In total, there are less than 4,000 tigers left in the wild, with several factors contributing to their declining populations. Tiger habitats are being cleared for agriculture, timber, roads and other developments, forcing tigers to leave protected areas and into areas where human-animal conflict is more likely. Tigers have been known to prey on livestock and are often killed by farmers in retaliation. The big cats are also poached for their skins and cubs, which are sold in the illegal international pet trade.
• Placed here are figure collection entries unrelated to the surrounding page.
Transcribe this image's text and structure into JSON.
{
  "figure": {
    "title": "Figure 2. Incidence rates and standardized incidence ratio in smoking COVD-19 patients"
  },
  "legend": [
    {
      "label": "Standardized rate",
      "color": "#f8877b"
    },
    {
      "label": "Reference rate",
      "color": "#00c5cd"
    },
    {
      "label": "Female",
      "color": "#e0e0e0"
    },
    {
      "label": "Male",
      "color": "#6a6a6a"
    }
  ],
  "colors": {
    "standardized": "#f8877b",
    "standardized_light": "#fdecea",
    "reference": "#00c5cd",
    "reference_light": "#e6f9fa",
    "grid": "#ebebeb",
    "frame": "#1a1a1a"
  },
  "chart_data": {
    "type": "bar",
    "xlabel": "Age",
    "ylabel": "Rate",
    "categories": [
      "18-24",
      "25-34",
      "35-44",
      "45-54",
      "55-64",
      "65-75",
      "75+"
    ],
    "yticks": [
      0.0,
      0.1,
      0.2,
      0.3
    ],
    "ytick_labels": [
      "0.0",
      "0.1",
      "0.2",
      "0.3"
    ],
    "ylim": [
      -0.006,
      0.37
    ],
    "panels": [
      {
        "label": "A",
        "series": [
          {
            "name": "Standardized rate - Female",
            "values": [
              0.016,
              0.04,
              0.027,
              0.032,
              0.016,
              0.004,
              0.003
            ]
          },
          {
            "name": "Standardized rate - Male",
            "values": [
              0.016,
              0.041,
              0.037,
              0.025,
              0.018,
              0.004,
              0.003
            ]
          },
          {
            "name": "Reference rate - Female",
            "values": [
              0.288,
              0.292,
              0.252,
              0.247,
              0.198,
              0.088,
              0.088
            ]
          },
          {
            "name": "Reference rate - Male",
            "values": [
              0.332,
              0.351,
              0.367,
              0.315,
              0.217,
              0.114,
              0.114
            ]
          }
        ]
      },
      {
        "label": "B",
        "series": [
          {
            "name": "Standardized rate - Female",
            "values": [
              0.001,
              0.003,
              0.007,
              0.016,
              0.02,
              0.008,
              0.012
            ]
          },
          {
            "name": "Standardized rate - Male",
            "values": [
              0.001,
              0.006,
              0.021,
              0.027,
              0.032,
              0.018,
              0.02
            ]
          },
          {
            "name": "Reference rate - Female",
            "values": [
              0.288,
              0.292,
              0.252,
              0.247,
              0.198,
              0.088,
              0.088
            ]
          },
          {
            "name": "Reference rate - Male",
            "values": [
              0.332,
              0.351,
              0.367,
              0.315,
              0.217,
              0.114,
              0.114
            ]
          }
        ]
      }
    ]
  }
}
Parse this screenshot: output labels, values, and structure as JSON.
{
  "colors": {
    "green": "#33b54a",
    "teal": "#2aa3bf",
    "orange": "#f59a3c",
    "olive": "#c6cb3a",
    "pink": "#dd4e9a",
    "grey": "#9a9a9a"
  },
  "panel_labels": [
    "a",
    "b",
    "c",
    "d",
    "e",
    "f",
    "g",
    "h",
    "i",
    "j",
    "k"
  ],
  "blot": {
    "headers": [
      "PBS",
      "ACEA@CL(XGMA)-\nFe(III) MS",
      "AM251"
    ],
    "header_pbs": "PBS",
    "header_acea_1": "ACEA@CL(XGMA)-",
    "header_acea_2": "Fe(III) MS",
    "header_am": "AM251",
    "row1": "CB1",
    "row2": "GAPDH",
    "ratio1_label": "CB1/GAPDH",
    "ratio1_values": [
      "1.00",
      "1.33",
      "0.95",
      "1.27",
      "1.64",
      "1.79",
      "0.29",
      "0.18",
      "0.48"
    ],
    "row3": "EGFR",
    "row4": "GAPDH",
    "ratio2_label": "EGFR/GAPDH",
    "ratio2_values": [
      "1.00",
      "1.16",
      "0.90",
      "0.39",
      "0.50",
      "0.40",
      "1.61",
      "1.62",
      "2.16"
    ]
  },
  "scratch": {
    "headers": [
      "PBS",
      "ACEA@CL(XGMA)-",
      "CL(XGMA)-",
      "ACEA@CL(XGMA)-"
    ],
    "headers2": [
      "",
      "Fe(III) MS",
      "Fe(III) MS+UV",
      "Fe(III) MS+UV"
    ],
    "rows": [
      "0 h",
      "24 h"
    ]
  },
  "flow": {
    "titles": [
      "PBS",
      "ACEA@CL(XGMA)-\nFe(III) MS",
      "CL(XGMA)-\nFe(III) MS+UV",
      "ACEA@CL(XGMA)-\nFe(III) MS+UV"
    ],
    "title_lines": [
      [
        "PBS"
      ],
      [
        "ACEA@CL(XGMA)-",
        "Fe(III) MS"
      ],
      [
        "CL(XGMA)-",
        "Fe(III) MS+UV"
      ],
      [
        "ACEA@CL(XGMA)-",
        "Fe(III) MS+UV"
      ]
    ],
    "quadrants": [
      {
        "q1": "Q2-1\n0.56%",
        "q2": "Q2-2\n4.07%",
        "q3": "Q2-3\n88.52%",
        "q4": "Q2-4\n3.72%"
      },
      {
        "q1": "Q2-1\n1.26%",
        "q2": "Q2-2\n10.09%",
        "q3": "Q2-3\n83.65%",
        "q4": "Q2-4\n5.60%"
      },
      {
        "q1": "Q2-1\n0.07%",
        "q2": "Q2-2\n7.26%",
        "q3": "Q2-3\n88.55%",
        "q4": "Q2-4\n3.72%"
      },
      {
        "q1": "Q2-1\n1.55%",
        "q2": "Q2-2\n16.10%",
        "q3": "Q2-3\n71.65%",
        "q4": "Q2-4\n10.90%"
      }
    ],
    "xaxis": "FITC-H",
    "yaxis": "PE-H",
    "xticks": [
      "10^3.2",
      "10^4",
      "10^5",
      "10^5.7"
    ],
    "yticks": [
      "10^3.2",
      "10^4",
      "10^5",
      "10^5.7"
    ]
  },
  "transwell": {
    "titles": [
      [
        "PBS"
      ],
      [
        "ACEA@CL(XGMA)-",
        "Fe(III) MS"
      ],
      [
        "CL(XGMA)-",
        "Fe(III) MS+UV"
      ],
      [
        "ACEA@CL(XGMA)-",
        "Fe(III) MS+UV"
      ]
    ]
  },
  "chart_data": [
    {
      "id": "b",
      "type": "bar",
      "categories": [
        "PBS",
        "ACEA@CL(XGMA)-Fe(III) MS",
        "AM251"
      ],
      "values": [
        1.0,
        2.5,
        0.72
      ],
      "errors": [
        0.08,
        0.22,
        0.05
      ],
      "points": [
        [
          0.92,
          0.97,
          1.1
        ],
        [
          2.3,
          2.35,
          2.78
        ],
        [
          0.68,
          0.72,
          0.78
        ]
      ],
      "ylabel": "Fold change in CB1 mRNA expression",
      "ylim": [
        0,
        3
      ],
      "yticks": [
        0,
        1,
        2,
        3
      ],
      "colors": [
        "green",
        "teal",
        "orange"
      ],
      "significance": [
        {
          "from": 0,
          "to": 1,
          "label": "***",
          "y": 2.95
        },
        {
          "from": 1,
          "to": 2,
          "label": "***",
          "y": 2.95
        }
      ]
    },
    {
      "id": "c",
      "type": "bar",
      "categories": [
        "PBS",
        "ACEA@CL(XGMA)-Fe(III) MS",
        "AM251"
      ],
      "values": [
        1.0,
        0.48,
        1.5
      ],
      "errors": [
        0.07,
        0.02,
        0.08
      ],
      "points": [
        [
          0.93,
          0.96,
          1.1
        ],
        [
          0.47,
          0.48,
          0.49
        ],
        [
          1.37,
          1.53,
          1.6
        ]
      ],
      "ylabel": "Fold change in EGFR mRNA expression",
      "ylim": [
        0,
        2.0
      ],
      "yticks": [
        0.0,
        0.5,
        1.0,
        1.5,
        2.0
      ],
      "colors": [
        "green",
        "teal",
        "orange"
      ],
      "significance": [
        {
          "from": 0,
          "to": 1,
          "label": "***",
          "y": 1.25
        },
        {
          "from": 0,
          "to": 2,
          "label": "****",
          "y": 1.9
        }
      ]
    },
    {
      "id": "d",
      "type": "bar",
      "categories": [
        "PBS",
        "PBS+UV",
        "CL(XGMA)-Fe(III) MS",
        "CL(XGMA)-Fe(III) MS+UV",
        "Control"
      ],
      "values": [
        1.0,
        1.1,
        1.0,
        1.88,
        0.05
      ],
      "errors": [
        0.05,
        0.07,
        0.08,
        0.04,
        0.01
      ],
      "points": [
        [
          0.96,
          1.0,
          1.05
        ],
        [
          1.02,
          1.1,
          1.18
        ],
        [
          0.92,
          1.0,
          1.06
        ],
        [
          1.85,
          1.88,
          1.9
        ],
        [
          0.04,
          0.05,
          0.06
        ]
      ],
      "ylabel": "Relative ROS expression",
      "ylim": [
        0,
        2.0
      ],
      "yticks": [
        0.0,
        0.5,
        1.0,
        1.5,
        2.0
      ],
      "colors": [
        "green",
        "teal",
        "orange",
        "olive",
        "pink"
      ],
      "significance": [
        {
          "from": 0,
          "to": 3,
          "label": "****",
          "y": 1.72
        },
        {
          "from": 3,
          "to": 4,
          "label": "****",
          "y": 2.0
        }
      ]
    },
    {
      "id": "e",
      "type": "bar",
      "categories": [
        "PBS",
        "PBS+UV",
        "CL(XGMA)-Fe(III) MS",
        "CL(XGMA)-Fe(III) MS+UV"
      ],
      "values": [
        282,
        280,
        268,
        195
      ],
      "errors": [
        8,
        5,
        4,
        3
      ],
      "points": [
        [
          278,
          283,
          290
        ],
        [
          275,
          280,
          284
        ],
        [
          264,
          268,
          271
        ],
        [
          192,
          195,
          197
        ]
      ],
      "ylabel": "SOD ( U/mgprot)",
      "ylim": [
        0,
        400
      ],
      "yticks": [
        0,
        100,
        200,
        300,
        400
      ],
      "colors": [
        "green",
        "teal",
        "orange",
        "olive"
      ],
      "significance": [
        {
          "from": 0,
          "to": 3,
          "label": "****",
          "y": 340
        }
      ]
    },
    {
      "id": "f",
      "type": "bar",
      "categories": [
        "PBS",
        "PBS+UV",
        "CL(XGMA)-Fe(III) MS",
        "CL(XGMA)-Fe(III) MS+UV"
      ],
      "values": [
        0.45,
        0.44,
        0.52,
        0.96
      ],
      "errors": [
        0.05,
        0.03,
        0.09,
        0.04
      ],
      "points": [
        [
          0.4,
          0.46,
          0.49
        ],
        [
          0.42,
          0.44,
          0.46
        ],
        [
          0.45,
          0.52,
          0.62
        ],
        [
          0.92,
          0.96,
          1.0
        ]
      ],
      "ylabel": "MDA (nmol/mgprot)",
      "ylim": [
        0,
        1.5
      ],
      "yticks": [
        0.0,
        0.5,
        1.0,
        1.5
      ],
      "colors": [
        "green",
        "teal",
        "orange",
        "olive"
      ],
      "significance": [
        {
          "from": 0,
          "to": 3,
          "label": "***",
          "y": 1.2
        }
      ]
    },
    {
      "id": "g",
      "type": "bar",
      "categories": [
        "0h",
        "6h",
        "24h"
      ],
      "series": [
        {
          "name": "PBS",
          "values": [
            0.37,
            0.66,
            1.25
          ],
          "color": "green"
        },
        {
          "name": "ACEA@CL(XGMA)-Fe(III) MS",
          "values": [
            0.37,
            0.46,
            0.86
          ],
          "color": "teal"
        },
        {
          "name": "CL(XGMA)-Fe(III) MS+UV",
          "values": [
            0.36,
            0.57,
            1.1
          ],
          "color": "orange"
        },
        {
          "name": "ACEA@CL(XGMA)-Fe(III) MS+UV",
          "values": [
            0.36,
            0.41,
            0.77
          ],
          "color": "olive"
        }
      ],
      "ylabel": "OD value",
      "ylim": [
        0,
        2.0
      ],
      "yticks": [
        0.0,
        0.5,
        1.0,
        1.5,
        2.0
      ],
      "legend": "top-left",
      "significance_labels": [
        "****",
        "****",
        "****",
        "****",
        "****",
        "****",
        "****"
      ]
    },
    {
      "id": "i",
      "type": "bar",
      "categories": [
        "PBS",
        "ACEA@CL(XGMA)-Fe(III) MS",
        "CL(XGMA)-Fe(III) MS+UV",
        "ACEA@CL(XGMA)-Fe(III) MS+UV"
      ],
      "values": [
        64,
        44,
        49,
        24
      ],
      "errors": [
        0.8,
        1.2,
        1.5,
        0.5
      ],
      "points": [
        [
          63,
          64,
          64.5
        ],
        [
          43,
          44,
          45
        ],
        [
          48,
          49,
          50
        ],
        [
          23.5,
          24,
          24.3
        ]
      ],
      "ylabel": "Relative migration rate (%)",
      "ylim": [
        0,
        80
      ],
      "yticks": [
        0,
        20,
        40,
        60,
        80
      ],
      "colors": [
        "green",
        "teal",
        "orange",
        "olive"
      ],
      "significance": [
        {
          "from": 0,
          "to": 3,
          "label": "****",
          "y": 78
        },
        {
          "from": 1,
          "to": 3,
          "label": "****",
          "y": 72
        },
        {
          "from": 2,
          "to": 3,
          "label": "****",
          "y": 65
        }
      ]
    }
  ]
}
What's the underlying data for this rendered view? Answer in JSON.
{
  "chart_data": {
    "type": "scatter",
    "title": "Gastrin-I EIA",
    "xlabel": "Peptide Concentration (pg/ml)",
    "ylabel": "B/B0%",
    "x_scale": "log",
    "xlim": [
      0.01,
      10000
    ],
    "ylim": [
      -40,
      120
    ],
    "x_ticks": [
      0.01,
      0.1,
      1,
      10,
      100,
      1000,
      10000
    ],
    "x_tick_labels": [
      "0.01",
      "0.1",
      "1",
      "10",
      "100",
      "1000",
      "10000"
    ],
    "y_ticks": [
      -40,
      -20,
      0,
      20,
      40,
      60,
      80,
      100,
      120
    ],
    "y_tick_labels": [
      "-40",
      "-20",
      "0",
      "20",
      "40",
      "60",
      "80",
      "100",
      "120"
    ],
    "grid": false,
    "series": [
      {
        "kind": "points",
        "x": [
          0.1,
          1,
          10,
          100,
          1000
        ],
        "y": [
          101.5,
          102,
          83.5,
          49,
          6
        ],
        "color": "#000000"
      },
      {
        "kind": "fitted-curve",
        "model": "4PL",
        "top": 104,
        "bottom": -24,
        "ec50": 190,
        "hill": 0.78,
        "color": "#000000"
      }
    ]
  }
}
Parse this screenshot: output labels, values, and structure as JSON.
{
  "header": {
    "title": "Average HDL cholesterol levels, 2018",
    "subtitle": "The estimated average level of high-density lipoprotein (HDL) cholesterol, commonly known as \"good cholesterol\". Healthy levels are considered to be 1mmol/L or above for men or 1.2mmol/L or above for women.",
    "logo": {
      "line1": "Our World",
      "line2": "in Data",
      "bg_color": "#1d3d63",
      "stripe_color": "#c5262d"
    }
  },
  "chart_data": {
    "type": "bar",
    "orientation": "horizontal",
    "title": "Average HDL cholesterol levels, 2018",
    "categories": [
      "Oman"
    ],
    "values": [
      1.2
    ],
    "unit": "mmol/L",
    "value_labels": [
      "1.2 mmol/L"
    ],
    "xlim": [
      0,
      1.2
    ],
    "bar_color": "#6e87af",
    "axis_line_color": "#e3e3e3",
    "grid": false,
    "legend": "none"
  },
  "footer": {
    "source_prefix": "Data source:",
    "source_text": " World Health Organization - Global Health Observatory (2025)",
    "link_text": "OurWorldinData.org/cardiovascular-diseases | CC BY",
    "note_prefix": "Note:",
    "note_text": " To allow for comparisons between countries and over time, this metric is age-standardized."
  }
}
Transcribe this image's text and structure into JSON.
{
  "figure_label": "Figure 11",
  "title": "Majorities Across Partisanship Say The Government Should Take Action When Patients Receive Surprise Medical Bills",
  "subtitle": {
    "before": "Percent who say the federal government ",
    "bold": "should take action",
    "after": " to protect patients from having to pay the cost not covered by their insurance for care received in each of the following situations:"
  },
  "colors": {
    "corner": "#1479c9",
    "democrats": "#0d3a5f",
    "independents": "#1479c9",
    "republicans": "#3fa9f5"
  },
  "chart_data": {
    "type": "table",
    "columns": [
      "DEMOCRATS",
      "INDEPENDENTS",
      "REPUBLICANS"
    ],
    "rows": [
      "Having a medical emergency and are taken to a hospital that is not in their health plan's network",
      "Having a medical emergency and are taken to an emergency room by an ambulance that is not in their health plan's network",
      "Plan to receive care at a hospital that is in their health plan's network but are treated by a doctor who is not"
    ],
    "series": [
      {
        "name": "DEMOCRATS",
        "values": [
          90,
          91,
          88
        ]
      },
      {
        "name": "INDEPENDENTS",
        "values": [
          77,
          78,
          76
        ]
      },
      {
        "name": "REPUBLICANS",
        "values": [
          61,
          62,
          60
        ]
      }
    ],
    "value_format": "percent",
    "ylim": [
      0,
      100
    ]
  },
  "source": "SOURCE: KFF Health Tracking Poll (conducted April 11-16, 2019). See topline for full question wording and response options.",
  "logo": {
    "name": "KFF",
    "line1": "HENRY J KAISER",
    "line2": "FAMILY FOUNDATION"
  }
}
Palm oil is another major factor contributing to the declining tiger populations. Viewed by many as a good alternative to trans-fats, palm oil is found in candy, cookies, baked goods, shampoo, cosmetics, pet foods and even cleaning products. When palm oil is produced at certified sustainable plantations and mills, rainforest areas are protected. However, non-sustainable plantations result in the destruction of critical habitat for not only tigers, but orangutans, elephants, sun bears, rhinos and many other animals. We encourage you to take action and make globally responsible consumer choices that help save tigers by reading more about palm oil here.

The Virginia Zoo has one species of tiger, the Malayan tiger, with three individuals living at the Zoo. The Zoo contributes directly to the conservation of these big cats by participating in the Species Survival Program® for tigers, which oversees and manages species’ population in zoos by pairing individuals and monitoring breeding to maximize genetic diversity and long-term sustainability of populations. The SSP also ensures the species’ survival in the wild through supporting conservation efforts such as programs to combat poaching.

Malayan tigers were once considered Indochinese tigers until DNA testing in 2004 revealed genetic differences, resulting in the new species. Malayan tigers are found only in southern and central Malaysia.

Malayan tigers are a smaller species of tiger, with adult males weighing around 260 pounds, while females average 220 pounds. Tigers prey on animals of all shapes and sizes, including small prey such as birds, fish, rodents, amphibians, and reptiles in addition to larger mammals such as primates, porcupines, elephants and rhinos.

Christopher is the first of three male Malayan tigers at the Virginia Zoo. He was born on April 1, 2011 at the San Diego Zoo and arrived at the Virginia Zoo two years later. Christopher spends most of his time scent marking, which is common for tigers to do to mark their territory or home range. He also enjoys enrichment such as the large red boomer ball and rolling around in pumpkin pie spice. In 2016, Christopher and Api, who moved to another zoo per an SSP recommendation to hopefully continue contributing to the tiger population, had a litter of two cubs. Osceola and Stubbley were ultimately hand-raised by Keepers after noticing Api neglecting proper maternal care.

The two cubs were an immediate hit with the public after the announcement of their births. Visitors were given chances to see the pair up-close during special window viewing hours at the Animal Wellness Campus, and have watched them grow from two-pound small cats, to now more than 240 pound big cats. After a naming contest, the two cubs were named Osceola and Stubbley.

Osceola is the oldest of the two cubs. He was born January 6, 2016 at the Virginia Zoo, making Zoo history as the first tiger cub born at the Zoo. Osceola enjoys rolling around in water-based paint and playing with enrichment items from Keepers. He can also be found wrestling with his brother, as they share time on exhibit together.

Stubbley is the youngest of the two cubs, born on January 7, 2016. Stubbley shares the same exact interests as Osceola, and the pair are often inseparable. Stubbley and Osceola both also like to swim and play in their pool in the warmer months and can be seen pawing at visitors at the viewing glass.

Zoo fans have all been wondering if and when the tigers will start mating, and potentially leaving the Zoo. While the cubs, who are more like teenagers now, are reaching adulthood, there are no plans yet for them to leave the Zoo in search of breeding, nor is the Virginia Zoo expecting any new tigers to arrive. Christopher also does not yet have a genetic match to be paired with, and so all three tigers are here to stay for just a little while longer.